Tesla is having a rough time in the European sales department. Across the continent, the story is the same: fewer Tesla sales, more competition and a CEO who keeps making headlines for all of the wrong reasons. The numbers don’t lie—while Europe’s overall EV sales are up, deliveries for Tesla are down hard, continuing the trend from a rather brutal January, and things don’t look like they’re letting up anytime soon.
Countries like Norway (which was once Tesla’s Scandinavian stronghold) have seemingly lost the love for the American automaker. Sales there are down 48% year-over-year. That’s roughly the same as the European-wide drop of 45.2% in January. Denmark and Sweden also saw year-over-year drops of more than 40% for February, while France saw a lesser 25% drop year-over-year according to data first reported by Electrek.

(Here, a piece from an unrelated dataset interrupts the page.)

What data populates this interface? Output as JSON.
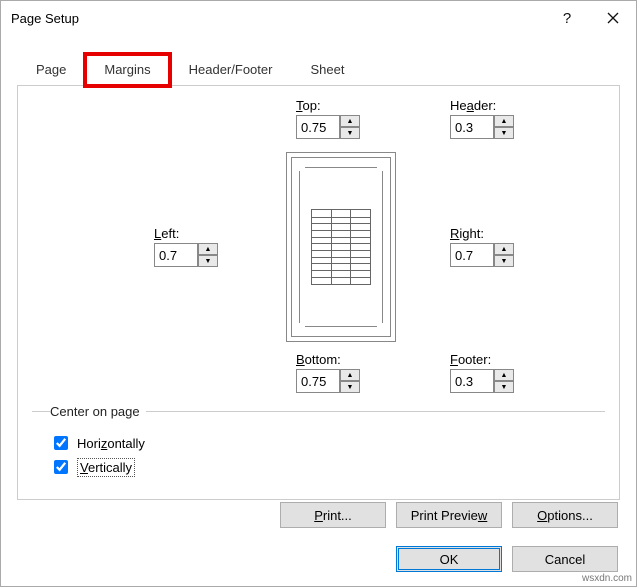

Photo by: InsideEVs/Andrei Nedelea
Despite European deliveries falling, Tesla’s stock is still out-performing other automakers. Granted, share prices have fallen more than 38% since peaking in December 2024, but the real number to look at—Tesla’s price-to-earnings ratio, which shows how much it’s worth to how much it earns in profits—is still at a mind-boggling 86. Toyota, the next-highest car manufacturer, sits at a cool 9.01.
So what’s happening here? How can Tesla be losing customers at an alarming rate while still be treated like the golden child of wall street?
The answer is a complicated paradox of duality, and its name is Elon Musk.
Tesla’s stock has long rested on the shoulders of Musk. The company’s CEO is a visionary—one who sold the world on Tesla’s mission of sustainability while also expanding the automaker’s product line beyond just cars. This has allowed investors to ignore Musk’s political side and instead embrace the promises of autonomy, humanoid robots and robotaxi ride-hailing services. In fact, some analysts believe Tesla’s share price still has a valuation well over $500 per share.
Meanwhile, the rest of the world is invested in Musk’s political meddling like it’s a reality TV show. Protestors have demonstrated at Tesla showrooms across the globe to dissuade would-be buyers from purchasing a Tesla while others are doing the same with their wallet—simply buying anything other than a Tesla when shopping for an EV. That includes owners who have otherwise been loyal to the brand in years prior.
It’s still early in the year, but if public events and outcry are any indication of what 2025 has in store for Tesla, Europe turning its nose at the automaker could be just the beginning of a substantial sales slump. Competition in the EV space is fiercer than ever. With more and more car companies focusing on affordable, quality models, Tesla could be in for a very nasty wake-up call.
Eventually, Wall Street may have to start questioning why Tesla is still priced like a startup instead of, you know, an actual car company. If it can’t fix the core business, its stock bubble may eventually burst and those results won’t be pretty.